The general category of bulbs includes perennials with large underground parts in the forms of bulbs, corms, tubers, tuberous roots or rhizomes. Bulbous plants are good at storing nutrients and often produce huge showy blooms. There are many kinds of flowering bulbs, each with different blossom forms and colors. Each is beautiful in its own way. They normally flower in spring or summer, and as their flowers fade, their stems and leaves start to grow vigorously and produce new bulbs. The original bulbs might continue to grow or might shrink and be subsequently replaced by the newly formed bulbs. During fall and winter, their leaves normally wilt as they enter a period of dormancy until the following spring, when they come to life again, growing stems, leaves and flowers.
The designs of the stamps follow:
(1) Taiwan Lily (Lilium formosanum) (NT$5): a perennial with a fleshy white or yellow bulb. It has an erect and slender stem and seldom produces side branches. Its linear-lanceolate leaves alternate and are tightly spaced. It flowers from spring into summer with multiple raceme blooms (anywhere between one to a hundred) that are borne on the top of its stems. Its fragrant trumpet-like flowers are white with dark purple stripes. The blooms have slender filaments and produce a cylinder-shaped capsular. The flower has a wide range in Taiwan. One can see it from the seashore to mountain slopes 3,500 meters above sea level. Apart from its value as an ornamental, its bulb and flowers are edible.
(2) Amaryllis (Hippeastrum x hybridum) (NT$5): a perennial with a large bulb and no obvious stems. It has linear radical leaves and it blooms from winter into spring, with few cultivars flowering in autumn. Its funnel-shaped flowers are borne on the top of its thick and hollow stem. Amaryllis is vigorous and its flowers are beautiful, and as a result it is very popular among horticulturists and hybridizers. They have worked hard to create a large number of cultivars. The flowers come in shades of red, pink, white and orange, and some are striped or mottled. There are large bloom and double varieties.

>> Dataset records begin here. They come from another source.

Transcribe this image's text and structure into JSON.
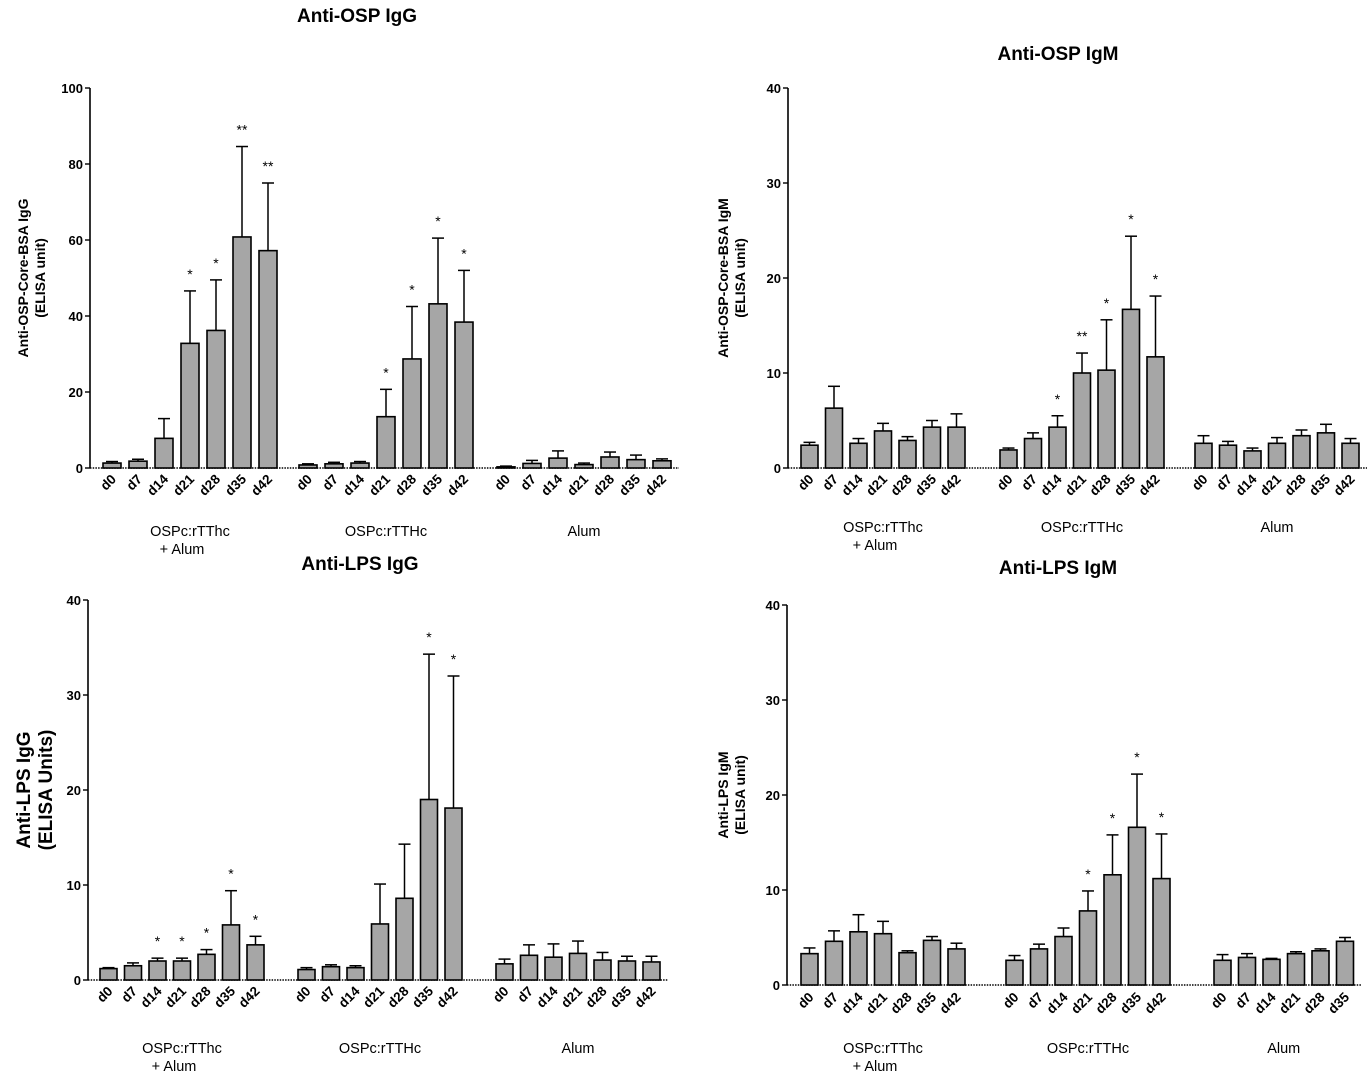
{
  "chart_data": [
    {
      "type": "bar",
      "title": "Anti-OSP IgG",
      "ylabel": "Anti-OSP-Core-BSA IgG\n(ELISA unit)",
      "ylim": [
        0,
        100
      ],
      "yticks": [
        0,
        20,
        40,
        60,
        80,
        100
      ],
      "groups": [
        "OSPc:rTThc\n+ Alum",
        "OSPc:rTTHc",
        "Alum"
      ],
      "categories": [
        [
          "d0",
          "d7",
          "d14",
          "d21",
          "d28",
          "d35",
          "d42"
        ],
        [
          "d0",
          "d7",
          "d14",
          "d21",
          "d28",
          "d35",
          "d42"
        ],
        [
          "d0",
          "d7",
          "d14",
          "d21",
          "d28",
          "d35",
          "d42"
        ]
      ],
      "values": [
        [
          1.3,
          1.8,
          7.8,
          32.8,
          36.2,
          60.8,
          57.2
        ],
        [
          0.8,
          1.1,
          1.3,
          13.5,
          28.7,
          43.2,
          38.4
        ],
        [
          0.3,
          1.2,
          2.6,
          0.9,
          2.9,
          2.2,
          1.9
        ]
      ],
      "errors": [
        [
          0.4,
          0.5,
          5.2,
          13.8,
          13.3,
          23.8,
          17.8
        ],
        [
          0.3,
          0.4,
          0.4,
          7.2,
          13.8,
          17.3,
          13.6
        ],
        [
          0.2,
          0.8,
          1.9,
          0.4,
          1.3,
          1.2,
          0.5
        ]
      ],
      "annotations": [
        [
          "",
          "",
          "",
          "*",
          "*",
          "**",
          "**"
        ],
        [
          "",
          "",
          "",
          "*",
          "*",
          "*",
          "*"
        ],
        [
          "",
          "",
          "",
          "",
          "",
          "",
          ""
        ]
      ]
    },
    {
      "type": "bar",
      "title": "Anti-OSP IgM",
      "ylabel": "Anti-OSP-Core-BSA IgM\n(ELISA unit)",
      "ylim": [
        0,
        40
      ],
      "yticks": [
        0,
        10,
        20,
        30,
        40
      ],
      "groups": [
        "OSPc:rTThc\n+ Alum",
        "OSPc:rTTHc",
        "Alum"
      ],
      "categories": [
        [
          "d0",
          "d7",
          "d14",
          "d21",
          "d28",
          "d35",
          "d42"
        ],
        [
          "d0",
          "d7",
          "d14",
          "d21",
          "d28",
          "d35",
          "d42"
        ],
        [
          "d0",
          "d7",
          "d14",
          "d21",
          "d28",
          "d35",
          "d42"
        ]
      ],
      "values": [
        [
          2.4,
          6.3,
          2.6,
          3.9,
          2.9,
          4.3,
          4.3
        ],
        [
          1.9,
          3.1,
          4.3,
          10.0,
          10.3,
          16.7,
          11.7
        ],
        [
          2.6,
          2.4,
          1.8,
          2.6,
          3.4,
          3.7,
          2.6
        ]
      ],
      "errors": [
        [
          0.3,
          2.3,
          0.5,
          0.8,
          0.4,
          0.7,
          1.4
        ],
        [
          0.2,
          0.6,
          1.2,
          2.1,
          5.3,
          7.7,
          6.4
        ],
        [
          0.8,
          0.4,
          0.3,
          0.6,
          0.6,
          0.9,
          0.5
        ]
      ],
      "annotations": [
        [
          "",
          "",
          "",
          "",
          "",
          "",
          ""
        ],
        [
          "",
          "",
          "*",
          "**",
          "*",
          "*",
          "*"
        ],
        [
          "",
          "",
          "",
          "",
          "",
          "",
          ""
        ]
      ]
    },
    {
      "type": "bar",
      "title": "Anti-LPS IgG",
      "ylabel": "Anti-LPS IgG\n(ELISA Units)",
      "ylim": [
        0,
        40
      ],
      "yticks": [
        0,
        10,
        20,
        30,
        40
      ],
      "groups": [
        "OSPc:rTThc\n+ Alum",
        "OSPc:rTTHc",
        "Alum"
      ],
      "categories": [
        [
          "d0",
          "d7",
          "d14",
          "d21",
          "d28",
          "d35",
          "d42"
        ],
        [
          "d0",
          "d7",
          "d14",
          "d21",
          "d28",
          "d35",
          "d42"
        ],
        [
          "d0",
          "d7",
          "d14",
          "d21",
          "d28",
          "d35",
          "d42"
        ]
      ],
      "values": [
        [
          1.2,
          1.5,
          2.0,
          2.0,
          2.7,
          5.8,
          3.7
        ],
        [
          1.1,
          1.4,
          1.3,
          5.9,
          8.6,
          19.0,
          18.1
        ],
        [
          1.7,
          2.6,
          2.4,
          2.8,
          2.1,
          2.0,
          1.9
        ]
      ],
      "errors": [
        [
          0.1,
          0.3,
          0.3,
          0.3,
          0.5,
          3.6,
          0.9
        ],
        [
          0.2,
          0.2,
          0.2,
          4.2,
          5.7,
          15.3,
          13.9
        ],
        [
          0.5,
          1.1,
          1.4,
          1.3,
          0.8,
          0.5,
          0.6
        ]
      ],
      "annotations": [
        [
          "",
          "",
          "*",
          "*",
          "*",
          "*",
          "*"
        ],
        [
          "",
          "",
          "",
          "",
          "",
          "*",
          "*"
        ],
        [
          "",
          "",
          "",
          "",
          "",
          "",
          ""
        ]
      ]
    },
    {
      "type": "bar",
      "title": "Anti-LPS IgM",
      "ylabel": "Anti-LPS IgM\n(ELISA unit)",
      "ylim": [
        0,
        40
      ],
      "yticks": [
        0,
        10,
        20,
        30,
        40
      ],
      "groups": [
        "OSPc:rTThc\n+ Alum",
        "OSPc:rTTHc",
        "Alum"
      ],
      "categories": [
        [
          "d0",
          "d7",
          "d14",
          "d21",
          "d28",
          "d35",
          "d42"
        ],
        [
          "d0",
          "d7",
          "d14",
          "d21",
          "d28",
          "d35",
          "d42"
        ],
        [
          "d0",
          "d7",
          "d14",
          "d21",
          "d28",
          "d35"
        ]
      ],
      "values": [
        [
          3.3,
          4.6,
          5.6,
          5.4,
          3.4,
          4.7,
          3.8
        ],
        [
          2.6,
          3.8,
          5.1,
          7.8,
          11.6,
          16.6,
          11.2
        ],
        [
          2.6,
          2.9,
          2.7,
          3.3,
          3.6,
          4.6
        ]
      ],
      "errors": [
        [
          0.6,
          1.1,
          1.8,
          1.3,
          0.2,
          0.4,
          0.6
        ],
        [
          0.5,
          0.5,
          0.9,
          2.1,
          4.2,
          5.6,
          4.7
        ],
        [
          0.6,
          0.4,
          0.1,
          0.2,
          0.2,
          0.4
        ]
      ],
      "annotations": [
        [
          "",
          "",
          "",
          "",
          "",
          "",
          ""
        ],
        [
          "",
          "",
          "",
          "*",
          "*",
          "*",
          "*"
        ],
        [
          "",
          "",
          "",
          "",
          "",
          ""
        ]
      ]
    }
  ]
}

(3) Freesia (Freesia x hybrida ) (NT$12): a perennial with oval-shaped corms. It has flat, rough radical sword-shaped leaves. In the winter, before it starts to bloom, its stems sprout among the leaves and then start to bloom from the bottom up. The flowers appear in shades of white, yellow, red, purple, pink, orange and yellow. Some cultivars are double.
(1) First Day Cover in small size to be sold at NT$2.00 apiece.
First Day Cover in large size to be sold at NT$3.00 apiece.
(2) Folder especially prepared for the stamps to be sold at NT$5.00 apiece.
(3) Folder with crystal mount for better protection of the stamps to be sold at NT$5.00 apiece.
Folder with crystal mount for better protection of the souvenir sheet to be sold at NT$8.00 apiece.
(4) Loose-leaf stamp album page with plastic cover to be sold at NT$16.00 apiece.
(5) Pre-cancelled First Day Cover affixed with a low-valued stamp to be sold at NT$7.00 apiece.
(6) Pre-cancelled First Day Cover affixed with a complete set of stamps to be sold at NT$24.00 apiece.
(7) Pre-cancelled First Day Cover affixed with a souvenir sheet to be sold at NT$25.00 apiece.